Theresa May is to publish fresh proposals for avoiding a hard border in Ireland in a last-ditch attempt to break the Brexit deadlock
The prime minister has told senior EU figures, as well as Irish Taoiseach Leo Varadkar, that the so-called "backstop" plans will be produced within the next fortnight.
The proposals – which would only be implemented if no withdrawal agreement can be reached – would keep Britain in a customs union with the EU beyond the post-Brexit transition period, which ends on 31 December, 2020.
It emerged on Wednesday night that the plan had been agreed at this week's meeting of May's Brexit war Cabinet, despite opposition from Boris Johnson and Michael Gove.
The prime minister has previously dismissed the EU's own backstop plans, which would effectively have kept Britain in the customs union and single market, as "unacceptable".
Following talks with EU Commission president Jean-Claude Juncker and EU Council president Donald Tusk in Sofia, Bulgaria, on Thursday, a Downing Street spokesman said: "The PM said the UK would be shortly putting forward its own backstop proposal in relation to customs."
On separate talks with Leo Varadkar, the spokesman said: "They agreed on their shared commitment to avoid a hard border between Ireland and Northern Ireland and on the need to continue talks on the way forward."
Speaking afterwards, Varadkar said: "I said to the prime minister that any move that helped to align all of the EU and the UK in terms of customs into the future would be beneficial.
"It would help solve some of the problems related to the border but not all of them. It would certainly help us continue to trade between Britain and Ireland much as we do now."
He added: "The prime minister gave me an insight into some new thinking the UK government as in relation to customs. Obviously, we'll see how that develops. We haven't been able to get any detail on that yet, but certainly any move on customs that brings the UK closer to the EU is to be welcomed.
"But I very much emphasised that resolving the issue of avoiding a hard border requires more than just customs."

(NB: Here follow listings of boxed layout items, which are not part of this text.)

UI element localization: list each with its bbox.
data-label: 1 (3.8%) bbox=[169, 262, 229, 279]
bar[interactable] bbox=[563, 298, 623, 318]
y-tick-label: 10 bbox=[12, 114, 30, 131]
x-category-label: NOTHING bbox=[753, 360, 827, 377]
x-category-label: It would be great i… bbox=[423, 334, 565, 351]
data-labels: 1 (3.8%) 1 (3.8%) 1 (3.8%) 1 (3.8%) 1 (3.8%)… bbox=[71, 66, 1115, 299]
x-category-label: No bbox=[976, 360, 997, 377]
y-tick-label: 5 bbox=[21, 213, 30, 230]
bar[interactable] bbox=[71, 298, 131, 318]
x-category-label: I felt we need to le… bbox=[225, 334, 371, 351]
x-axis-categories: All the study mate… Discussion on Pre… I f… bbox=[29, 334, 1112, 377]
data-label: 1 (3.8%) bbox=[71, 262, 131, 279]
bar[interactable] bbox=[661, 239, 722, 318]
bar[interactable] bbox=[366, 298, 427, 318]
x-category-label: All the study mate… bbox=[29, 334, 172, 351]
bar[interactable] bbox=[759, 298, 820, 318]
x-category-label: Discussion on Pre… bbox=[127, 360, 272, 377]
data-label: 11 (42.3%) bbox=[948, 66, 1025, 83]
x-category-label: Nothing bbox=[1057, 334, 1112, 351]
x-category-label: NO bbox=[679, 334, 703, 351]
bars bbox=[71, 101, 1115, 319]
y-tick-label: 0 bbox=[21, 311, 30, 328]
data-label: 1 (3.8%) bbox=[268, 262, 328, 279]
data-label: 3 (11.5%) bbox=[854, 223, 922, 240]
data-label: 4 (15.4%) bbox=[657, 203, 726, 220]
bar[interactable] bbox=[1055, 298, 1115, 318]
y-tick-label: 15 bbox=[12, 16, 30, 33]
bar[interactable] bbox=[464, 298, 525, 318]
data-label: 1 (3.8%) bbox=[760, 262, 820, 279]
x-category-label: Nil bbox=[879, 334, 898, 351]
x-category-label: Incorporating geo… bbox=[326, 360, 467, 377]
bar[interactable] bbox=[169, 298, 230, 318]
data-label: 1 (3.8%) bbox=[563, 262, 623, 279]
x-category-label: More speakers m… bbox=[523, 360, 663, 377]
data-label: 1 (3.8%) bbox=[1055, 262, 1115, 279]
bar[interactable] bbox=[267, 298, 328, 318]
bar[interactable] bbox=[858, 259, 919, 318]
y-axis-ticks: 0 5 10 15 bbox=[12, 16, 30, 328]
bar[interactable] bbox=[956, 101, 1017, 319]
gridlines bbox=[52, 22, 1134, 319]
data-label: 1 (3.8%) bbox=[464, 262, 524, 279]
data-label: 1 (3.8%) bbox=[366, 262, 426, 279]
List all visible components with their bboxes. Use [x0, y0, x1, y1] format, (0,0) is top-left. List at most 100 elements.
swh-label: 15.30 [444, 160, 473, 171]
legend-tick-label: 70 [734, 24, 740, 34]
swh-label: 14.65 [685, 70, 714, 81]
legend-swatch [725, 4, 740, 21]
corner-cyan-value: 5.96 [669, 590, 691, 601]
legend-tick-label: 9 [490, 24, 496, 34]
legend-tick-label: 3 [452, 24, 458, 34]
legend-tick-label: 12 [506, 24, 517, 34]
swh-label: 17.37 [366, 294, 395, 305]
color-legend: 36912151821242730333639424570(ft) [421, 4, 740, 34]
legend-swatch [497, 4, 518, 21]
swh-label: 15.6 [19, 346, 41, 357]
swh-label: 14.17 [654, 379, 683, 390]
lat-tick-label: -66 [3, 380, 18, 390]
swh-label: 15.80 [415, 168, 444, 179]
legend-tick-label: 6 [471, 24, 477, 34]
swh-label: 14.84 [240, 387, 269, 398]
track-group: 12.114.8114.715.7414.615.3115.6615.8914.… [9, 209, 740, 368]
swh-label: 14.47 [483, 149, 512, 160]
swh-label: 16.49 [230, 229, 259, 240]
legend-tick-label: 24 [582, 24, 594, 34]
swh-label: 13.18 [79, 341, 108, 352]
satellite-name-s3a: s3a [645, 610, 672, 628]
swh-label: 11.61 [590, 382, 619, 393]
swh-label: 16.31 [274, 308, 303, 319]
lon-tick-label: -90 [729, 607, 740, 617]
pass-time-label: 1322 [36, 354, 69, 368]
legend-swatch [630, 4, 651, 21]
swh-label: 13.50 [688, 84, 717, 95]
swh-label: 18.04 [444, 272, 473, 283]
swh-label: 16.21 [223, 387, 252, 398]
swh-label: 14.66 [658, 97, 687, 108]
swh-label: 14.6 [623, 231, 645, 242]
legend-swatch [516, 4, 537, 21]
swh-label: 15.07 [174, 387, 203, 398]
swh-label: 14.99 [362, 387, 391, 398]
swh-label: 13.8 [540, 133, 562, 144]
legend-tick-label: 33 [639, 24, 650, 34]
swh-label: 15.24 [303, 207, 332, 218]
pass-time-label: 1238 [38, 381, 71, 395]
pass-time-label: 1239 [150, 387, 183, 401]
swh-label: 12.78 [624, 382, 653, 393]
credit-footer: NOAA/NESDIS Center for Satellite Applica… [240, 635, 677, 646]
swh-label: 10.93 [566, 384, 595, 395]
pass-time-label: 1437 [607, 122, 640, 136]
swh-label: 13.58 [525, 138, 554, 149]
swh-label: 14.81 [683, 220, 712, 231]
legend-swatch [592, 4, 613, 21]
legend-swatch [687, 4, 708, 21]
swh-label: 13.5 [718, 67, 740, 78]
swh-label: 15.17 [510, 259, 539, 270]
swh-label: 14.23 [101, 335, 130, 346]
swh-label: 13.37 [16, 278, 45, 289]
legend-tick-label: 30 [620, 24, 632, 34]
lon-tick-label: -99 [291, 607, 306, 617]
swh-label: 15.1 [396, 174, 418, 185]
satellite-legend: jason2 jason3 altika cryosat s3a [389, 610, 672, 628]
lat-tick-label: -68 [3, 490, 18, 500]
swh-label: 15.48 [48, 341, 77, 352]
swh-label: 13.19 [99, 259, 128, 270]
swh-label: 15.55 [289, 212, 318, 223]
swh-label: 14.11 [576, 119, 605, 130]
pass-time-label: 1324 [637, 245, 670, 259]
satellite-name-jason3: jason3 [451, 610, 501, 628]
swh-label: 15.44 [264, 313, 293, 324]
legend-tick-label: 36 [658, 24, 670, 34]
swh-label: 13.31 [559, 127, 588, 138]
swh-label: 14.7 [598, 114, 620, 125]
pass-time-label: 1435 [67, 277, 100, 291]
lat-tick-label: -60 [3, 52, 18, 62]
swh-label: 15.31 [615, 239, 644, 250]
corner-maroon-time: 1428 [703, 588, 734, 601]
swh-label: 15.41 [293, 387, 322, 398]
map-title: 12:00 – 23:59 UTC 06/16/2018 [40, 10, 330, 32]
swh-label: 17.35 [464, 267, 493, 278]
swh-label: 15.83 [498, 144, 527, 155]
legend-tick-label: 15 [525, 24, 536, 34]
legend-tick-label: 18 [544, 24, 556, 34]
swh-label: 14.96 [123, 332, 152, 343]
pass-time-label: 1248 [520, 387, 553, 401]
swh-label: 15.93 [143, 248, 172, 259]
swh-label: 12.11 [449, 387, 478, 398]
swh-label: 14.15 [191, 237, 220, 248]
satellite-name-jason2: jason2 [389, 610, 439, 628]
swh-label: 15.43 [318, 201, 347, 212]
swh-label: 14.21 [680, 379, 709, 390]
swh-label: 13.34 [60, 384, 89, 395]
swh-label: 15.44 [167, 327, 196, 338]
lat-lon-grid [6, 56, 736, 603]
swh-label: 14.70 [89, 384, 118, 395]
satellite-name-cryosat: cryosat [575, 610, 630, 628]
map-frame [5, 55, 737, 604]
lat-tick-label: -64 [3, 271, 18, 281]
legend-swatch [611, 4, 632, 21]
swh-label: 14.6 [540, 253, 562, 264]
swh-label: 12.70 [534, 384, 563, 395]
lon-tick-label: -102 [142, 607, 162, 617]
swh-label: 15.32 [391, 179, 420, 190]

The government has already published a white paper based on HMRC’s work setting out two possible options for customs after Brexit – a highly streamlined customs partnership and a new customs partnership. The first of these would seek to negotiate a continued waiver from the EU on the requirement to submit entry and exit summary declarations for goods being moved between the UK and the EU, while the second option could see the UK acting in partnership with the EU to operate a regime for imports that aligns precisely with the EU’s external customs border, even if goods enter the UK first.
However, the backstop will set out the arrangements to be applied if a wider customs deal cannot be reached. The Cabinet has been unable to agree which arrangement the government should choose, and European Union negotiators have warned that neither plan is likely to be acceptable.